A Different Kind of Zealot
Upon Saul’s rebirth through the Holy Spirit and faith in Jesus Christ, the passage goes on to tell us: “And immediately he proclaimed Jesus in the synagogues, saying, ‘He is the Son of God.’” Immediately. Saul did not wait one minute. He had experienced the most powerful life-changing event anyone will ever have. And while some who come face to face with the knowledge that everything they had ever thought was wrong will possibly harm themselves, Saul embraced his newfound faith with an even greater fervor than the fervor with which he had persecuted the Church before. And of all places, this Pharisee turned Christian would enter the synagogues and argue from the Scriptures “proving that Jesus was the Christ.”

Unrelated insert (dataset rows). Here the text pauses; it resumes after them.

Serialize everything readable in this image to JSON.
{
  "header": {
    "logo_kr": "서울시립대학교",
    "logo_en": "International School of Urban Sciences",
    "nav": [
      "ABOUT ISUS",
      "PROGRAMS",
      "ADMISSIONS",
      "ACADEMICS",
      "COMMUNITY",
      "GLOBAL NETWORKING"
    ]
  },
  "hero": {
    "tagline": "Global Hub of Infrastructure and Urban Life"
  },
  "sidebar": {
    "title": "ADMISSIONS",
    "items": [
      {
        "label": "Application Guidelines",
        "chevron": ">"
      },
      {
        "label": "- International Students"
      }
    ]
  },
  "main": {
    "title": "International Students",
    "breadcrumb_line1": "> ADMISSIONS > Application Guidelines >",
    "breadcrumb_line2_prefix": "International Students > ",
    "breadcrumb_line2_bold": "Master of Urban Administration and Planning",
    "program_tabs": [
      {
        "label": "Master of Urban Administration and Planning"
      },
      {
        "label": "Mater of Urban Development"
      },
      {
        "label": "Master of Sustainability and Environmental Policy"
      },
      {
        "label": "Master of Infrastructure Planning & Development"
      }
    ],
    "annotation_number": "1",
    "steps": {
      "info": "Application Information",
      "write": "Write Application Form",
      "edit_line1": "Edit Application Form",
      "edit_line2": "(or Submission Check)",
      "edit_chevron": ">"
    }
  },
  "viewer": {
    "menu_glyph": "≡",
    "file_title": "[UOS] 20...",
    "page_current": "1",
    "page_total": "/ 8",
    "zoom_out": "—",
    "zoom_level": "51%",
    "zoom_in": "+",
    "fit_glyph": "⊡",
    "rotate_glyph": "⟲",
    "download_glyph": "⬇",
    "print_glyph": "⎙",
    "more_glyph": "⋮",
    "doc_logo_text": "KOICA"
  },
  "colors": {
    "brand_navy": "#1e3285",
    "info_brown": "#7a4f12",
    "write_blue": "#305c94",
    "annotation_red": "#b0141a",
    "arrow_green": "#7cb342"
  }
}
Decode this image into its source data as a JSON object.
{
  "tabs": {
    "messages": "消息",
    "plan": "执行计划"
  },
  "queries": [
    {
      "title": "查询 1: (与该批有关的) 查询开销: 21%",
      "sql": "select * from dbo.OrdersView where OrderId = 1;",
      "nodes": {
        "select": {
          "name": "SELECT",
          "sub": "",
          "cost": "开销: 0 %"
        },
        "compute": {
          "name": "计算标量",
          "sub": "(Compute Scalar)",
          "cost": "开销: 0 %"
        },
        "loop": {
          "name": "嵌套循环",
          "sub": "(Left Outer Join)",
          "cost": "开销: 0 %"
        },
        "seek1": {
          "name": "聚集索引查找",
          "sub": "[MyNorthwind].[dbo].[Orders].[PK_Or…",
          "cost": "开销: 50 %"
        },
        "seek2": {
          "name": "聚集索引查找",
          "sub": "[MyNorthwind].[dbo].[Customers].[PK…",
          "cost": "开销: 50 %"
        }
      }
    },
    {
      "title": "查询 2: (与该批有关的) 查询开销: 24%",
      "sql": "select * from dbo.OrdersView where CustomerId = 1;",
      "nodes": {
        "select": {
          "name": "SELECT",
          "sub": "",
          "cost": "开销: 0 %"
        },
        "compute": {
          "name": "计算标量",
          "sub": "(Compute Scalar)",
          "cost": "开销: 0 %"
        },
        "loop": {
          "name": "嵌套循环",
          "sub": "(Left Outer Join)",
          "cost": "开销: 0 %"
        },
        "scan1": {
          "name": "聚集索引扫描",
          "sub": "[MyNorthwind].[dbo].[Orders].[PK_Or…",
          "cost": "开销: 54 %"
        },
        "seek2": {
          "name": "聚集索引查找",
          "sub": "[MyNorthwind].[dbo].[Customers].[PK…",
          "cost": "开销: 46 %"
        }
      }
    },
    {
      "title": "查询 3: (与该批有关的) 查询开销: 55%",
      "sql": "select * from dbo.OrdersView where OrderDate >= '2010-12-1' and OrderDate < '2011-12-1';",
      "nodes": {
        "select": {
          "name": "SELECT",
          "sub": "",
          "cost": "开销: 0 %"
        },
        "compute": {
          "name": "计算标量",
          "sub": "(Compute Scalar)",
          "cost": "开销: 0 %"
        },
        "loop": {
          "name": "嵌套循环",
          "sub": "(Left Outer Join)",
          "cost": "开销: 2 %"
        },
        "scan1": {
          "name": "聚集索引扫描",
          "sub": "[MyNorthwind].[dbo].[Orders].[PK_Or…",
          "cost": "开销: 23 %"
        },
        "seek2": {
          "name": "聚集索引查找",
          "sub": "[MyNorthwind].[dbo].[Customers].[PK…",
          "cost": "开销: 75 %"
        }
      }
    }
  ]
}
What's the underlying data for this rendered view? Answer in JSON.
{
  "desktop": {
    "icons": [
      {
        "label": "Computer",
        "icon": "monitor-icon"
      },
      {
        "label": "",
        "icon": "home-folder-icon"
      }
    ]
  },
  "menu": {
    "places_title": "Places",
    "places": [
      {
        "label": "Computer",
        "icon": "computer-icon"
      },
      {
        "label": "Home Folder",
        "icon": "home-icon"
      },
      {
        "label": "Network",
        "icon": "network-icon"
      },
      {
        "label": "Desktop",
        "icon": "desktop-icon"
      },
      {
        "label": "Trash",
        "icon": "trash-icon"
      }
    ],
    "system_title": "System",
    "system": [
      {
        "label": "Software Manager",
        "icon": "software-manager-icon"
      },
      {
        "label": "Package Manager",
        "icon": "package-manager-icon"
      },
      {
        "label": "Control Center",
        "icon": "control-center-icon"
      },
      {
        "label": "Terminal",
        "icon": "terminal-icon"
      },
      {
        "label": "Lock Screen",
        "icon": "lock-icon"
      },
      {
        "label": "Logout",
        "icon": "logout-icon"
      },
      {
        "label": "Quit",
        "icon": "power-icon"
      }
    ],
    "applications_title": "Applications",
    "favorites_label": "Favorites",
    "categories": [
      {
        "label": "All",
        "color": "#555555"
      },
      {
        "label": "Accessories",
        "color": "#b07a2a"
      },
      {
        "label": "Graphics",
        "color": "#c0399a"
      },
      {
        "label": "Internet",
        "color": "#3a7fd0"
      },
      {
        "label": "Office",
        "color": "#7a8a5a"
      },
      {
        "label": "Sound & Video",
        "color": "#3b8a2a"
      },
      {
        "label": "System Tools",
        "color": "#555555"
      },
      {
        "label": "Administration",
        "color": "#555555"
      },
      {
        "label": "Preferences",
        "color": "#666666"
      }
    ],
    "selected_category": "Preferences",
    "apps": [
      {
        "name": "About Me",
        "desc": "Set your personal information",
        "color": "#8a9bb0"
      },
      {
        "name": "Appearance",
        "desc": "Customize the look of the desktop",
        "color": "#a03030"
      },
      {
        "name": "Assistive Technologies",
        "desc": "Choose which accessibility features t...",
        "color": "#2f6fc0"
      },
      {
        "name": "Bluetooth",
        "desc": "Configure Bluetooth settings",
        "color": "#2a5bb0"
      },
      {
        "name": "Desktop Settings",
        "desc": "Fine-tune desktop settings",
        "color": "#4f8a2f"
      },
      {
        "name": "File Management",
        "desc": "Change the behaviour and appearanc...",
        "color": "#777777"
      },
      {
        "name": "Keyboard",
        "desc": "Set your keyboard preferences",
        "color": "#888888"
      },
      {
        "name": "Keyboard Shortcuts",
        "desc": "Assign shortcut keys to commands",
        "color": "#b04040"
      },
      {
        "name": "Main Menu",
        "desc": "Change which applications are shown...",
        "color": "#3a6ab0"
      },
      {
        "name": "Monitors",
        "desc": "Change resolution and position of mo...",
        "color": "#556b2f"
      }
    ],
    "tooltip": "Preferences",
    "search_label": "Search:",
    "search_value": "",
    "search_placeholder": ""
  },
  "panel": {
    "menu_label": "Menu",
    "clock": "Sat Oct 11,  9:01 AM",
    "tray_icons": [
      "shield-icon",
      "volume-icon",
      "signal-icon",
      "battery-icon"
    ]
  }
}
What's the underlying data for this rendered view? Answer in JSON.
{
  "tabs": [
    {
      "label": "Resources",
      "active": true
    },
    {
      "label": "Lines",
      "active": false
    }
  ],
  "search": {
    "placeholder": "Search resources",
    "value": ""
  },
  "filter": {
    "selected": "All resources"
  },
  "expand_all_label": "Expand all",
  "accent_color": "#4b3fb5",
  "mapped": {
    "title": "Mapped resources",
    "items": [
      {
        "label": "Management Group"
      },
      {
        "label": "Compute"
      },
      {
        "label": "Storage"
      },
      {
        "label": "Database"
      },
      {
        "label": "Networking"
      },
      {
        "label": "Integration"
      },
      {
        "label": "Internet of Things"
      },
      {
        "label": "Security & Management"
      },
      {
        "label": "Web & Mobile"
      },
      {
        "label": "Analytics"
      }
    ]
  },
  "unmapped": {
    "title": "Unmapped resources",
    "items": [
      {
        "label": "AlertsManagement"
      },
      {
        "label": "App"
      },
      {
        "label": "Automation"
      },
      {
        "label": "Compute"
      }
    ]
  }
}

And so I make two points here: First, that no one need wait to share their faith and tell someone about Christ. Granted, Saul had a knowledge of the Scriptures far beyond that of any newborn believer, then or now, given his education before his conversion. Still, he waited not and neither must anyone else. One may share Christ immediately upon their regeneration. Second, we read that as Saul shared the gospel, studying the Scriptures (at that time, the Old Testament) and reading them anew in the light of Christ, he “increased all the more in strength.” Faith is like a muscle; it must be exercised to become stronger. The more we minister to others with the gospel of Jesus Christ, the stronger our faith becomes.
After escaping a plot to kill him in Caesarea (proving again that one may flee persecution), Paul tells us in his Letter to the Churches in Galatia 1:15-24 that he spent time in Arabia and returned to Damascus before making his trip to Jerusalem. (Luke skips this bit of information in his retelling of the account.) And when he finally did visit the church in Jerusalem three years later, the believers there were afraid of him, as is understandable. Just a few years before, this man was dragging them off to judgment; now he was trying to join them. What if he were really a spy? But Barnabas, the Son of Encouragement, stood by him and recounted his experience on the road to Damascus and his boldness preaching the gospel. And so the believers rejoiced that the one who once persecuted them was now preaching the faith he once tried to destroy (Galatians 1:23).
The best antidote to persecution is the salvation of the persecutors. May we never forget that the greatest apostle and missionary was once the most hateful enemies of the Church. And so Jesus said, “Love your enemies.”